Alles Licht, das wir nicht sehen - Anthony Doerr






Alles Licht, das wir nicht sehen von Anthony Doerr 
Verlag : Beck 
ISBN: 9783406680632

Inhalt:

Saint-Malo 1944: Die erblindete Marie-Laure flieht mit ihrem Vater, einem Angestellten des „Muséum National d’Histoire Naturelle“, aus dem besetzten Paris zu ihrem kauzigen Onkel in die Stadt am Meer. Verborgen in ihrem Gepäck führen sie den wahrscheinlich kostbarsten Schatz des Museums mit sich. Werner Hausner, ein schmächtiger Waisenjunge aus dem Ruhrgebiet, wird wegen seiner technischen Begabung gefördert und landet auf Umwegen in einer Spezialeinheit der Wehrmacht, die die Feindsender der Widerstandskämpfer aufzuspüren versucht. Während Marie-Laures Vater von den Deutschen verschleppt und verhört wird, dringt Werners Einheit nach Saint-Malo vor, auf der Suche nach dem Sender, der die Résistance mit Daten versorgt …
 

Dieses Buch war toll, auch wenn es mich teilweise extrem mitgenommen hat, auch wenn es mich manches Mal mit einem kalten Schauer überraschte, auch wenn....es unwahrscheinlich schön geschrieben ist.

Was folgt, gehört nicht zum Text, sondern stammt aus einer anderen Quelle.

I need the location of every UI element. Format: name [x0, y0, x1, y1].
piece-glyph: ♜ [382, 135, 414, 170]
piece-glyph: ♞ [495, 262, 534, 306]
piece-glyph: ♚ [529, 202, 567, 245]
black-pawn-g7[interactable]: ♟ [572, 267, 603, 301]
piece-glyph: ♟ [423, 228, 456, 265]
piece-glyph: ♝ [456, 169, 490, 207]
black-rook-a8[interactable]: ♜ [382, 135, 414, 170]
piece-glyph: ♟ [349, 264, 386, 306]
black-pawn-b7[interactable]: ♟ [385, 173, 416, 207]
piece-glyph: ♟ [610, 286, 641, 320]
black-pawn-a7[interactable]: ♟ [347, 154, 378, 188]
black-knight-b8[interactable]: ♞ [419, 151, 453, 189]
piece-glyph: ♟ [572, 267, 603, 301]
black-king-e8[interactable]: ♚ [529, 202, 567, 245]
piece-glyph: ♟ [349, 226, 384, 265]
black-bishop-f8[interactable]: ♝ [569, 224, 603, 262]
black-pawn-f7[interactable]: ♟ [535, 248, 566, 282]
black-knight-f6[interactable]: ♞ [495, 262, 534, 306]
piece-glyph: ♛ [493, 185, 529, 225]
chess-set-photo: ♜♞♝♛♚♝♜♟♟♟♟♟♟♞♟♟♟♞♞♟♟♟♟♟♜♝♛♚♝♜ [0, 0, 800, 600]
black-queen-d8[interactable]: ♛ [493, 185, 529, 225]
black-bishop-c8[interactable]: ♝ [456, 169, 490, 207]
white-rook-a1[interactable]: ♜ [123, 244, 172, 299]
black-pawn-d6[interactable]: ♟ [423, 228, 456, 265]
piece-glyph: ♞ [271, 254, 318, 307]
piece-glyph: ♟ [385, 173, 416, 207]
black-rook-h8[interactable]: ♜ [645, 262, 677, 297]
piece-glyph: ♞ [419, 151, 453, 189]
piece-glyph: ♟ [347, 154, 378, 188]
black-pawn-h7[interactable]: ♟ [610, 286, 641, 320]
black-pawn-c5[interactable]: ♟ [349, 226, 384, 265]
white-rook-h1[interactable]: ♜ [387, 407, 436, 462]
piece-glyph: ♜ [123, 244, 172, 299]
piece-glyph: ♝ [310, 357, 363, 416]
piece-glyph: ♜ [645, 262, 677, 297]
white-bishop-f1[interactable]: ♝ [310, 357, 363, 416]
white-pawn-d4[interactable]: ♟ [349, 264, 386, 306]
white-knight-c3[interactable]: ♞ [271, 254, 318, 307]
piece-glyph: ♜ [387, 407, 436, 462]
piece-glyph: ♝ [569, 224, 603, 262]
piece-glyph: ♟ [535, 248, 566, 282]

Von der Sprache her ist es eine wirkliche Offenbarung. Es sind fast magisch wirkende Worte, die teilweise nackte harte Fakten schildern, bei denen es dauert, bis wirklich "sackt", was man eigentlich gelesen hat. Diese Diskrepanz hat mir manches Mal zu schaffen gemacht. Gefangen im Zauber der Worte, brach eine harte Realität ein, die mir den Atem raubte. Faszinierend, aber nicht immer einfach. Gerade dadurch, dass der Schreibstil einen so mitreisst, war dieser Kontrast zu dem Erzählten manchmal für mich wirklich hart.

 Es ist eine grausame Zeit, die in dem Buch geschildert wird. Es gibt kleine Lichtblicke, es gibt Momente und dann werden die Protagonisten und mit ihnen auch der Leser, wieder von der Realität eingeholt. Als Leser verfolgt man das Schicksal der blinden Marie-Laure und das des jungen Deutschen Werner im Zweiten Weltkrieg, bis sich die Wege der Beiden kreuzen und doch wieder wieder auseinandergehen.

Das Buch ist in seiner Art unwahrscheinlich intensiv, schön, hart, ein immerwährender Kontrast zwischen hell und dunkel, zwischen Licht und Schatten. "Alles Licht, das wir nicht sehen" ist faszinierendes Buch, das den Leser gefangen nimmt und nicht so schnell wieder loslässt.